Further, Conviser alleges that Jill Hollembeck, who was a deputy Title IX coordinator and senior associate athletics director, said that “improper conduct, including of sexual nature, ‘doesn’t happen here’ because, in her words, the school is located in a ‘big city with lots of other entertainment and diversions.’”

DePaul’s Preventing Sexual Violence in Higher Education Act report, which is accessible to all students and staff with a Campus Connect login, indicates that in that 2017, there were 60 reports of sexual violence, 22 reports of domestic violence 10 reports of dating violence and 13 reports of stalking made to the Title IX office. The number of confidential or anonymous reports, which are recorded separately, are unknown for this year due to a data error by the university. 

The suit also accuses DePaul and its Title IX office of a cover-up of Lenti’s abuse. 

The suit details a five-step plan the university allegedly enacted to sweep the abuse under the rug.

  • Let Lenti “slip out the back door” and retire with a good reputation and his pension likely intact. The suit alleges that this allowed Lenti to resurface and obtain a position at Auburn University. The suit states that there is no record of DePaul informing Auburn of the complaints against Lenti and the university did not properly report the incident to the U.S. Center for SafeSport as required.
  • Fire the rest of Lenti’s coaching staff, including the alleged victim of his physical abuse.
  • Terminate Conviser’s contract with the university, repudiate their contract with her company Ascend and stop referring patients to her.
  • Defame Conviser and damage her reputation by falsely reporting that she discouraged athletes in her care from reporting instances of abuse. Conviser also accuses the university of “gaslighting” her by accusing her of “getting her facts wrong.”
  • Protect the athletic department’s brand by covering up an “out-of-control coaching culture where star coaches abuse their power of trust over student-athletes and inflict harm on them, knowing that they will not be held accountable by the University.”

Conviser said she was further interrogated by Tamburro and accused of deterring students from reporting. Conviser thought Tamburro was protecting DePaul’s image. 

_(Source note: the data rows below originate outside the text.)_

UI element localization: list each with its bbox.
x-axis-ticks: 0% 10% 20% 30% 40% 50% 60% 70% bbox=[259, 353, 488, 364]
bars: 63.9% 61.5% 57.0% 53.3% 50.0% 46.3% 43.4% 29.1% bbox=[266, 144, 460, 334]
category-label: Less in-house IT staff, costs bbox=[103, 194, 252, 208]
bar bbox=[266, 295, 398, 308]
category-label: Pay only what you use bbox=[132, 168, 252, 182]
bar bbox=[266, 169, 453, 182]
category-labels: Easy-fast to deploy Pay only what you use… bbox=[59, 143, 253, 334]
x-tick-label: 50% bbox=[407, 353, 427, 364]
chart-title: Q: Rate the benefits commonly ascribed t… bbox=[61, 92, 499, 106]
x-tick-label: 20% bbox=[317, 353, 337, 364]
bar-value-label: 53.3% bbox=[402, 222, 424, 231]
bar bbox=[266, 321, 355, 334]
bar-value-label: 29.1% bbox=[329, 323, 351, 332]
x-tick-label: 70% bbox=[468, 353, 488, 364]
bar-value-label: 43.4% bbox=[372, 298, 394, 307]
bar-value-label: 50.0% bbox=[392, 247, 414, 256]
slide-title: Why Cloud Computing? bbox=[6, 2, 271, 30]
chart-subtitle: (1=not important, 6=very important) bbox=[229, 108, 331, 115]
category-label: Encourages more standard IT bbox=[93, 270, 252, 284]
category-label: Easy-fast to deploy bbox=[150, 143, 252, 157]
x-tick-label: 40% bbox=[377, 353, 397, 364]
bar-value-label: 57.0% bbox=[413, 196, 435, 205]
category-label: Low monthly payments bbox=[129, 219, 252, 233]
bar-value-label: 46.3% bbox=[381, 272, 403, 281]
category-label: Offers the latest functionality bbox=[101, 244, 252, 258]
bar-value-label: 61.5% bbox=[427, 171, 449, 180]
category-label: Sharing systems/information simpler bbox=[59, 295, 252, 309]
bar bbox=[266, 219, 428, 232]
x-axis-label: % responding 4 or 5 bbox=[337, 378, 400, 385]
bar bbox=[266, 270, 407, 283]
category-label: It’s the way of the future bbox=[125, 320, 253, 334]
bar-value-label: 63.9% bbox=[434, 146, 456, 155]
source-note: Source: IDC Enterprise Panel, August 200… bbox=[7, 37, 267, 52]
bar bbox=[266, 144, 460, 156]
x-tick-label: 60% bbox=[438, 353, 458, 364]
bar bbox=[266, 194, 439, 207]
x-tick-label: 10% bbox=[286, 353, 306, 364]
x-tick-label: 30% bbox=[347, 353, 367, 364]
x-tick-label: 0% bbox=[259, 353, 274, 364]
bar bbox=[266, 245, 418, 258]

Who are the key players in the lawsuit?

Conviser and Ascend Consultation in Health Care, LLC filed the lawsuit against DePaul on April 15, 2020.

Conviser alleged her contract with the university to counsel DePaul athletes was terminated two years ago after telling athletic department officials her concerns regarding Lenti’s behavior. 

Lenti was the longtime coach of the women’s softball team and is the brother of athletic director Jean Lenti Ponsetto. 

Lenti abruptly retired in 2018 following over 30 years at DePaul. He now serves as an assistant coach at Auburn University. 

Tamburro served as the Title IX coordinator at the time of the investigation. She left the position in 2018 and now serves as the director of equal opportunity and access for Northwestern University’s Office of Equity.

Walsh is the associate athletics director of sports medicine and was informed by Conviser of the allegations against Lenti. 

Statz served as the associate athletic director at the time of the investigation, where she also was informed by Conviser of the allegations against Lenti. She served as an investigator in the Title IX office as an investigator for one year, before being promoted to Title IX Coordinator in 2020.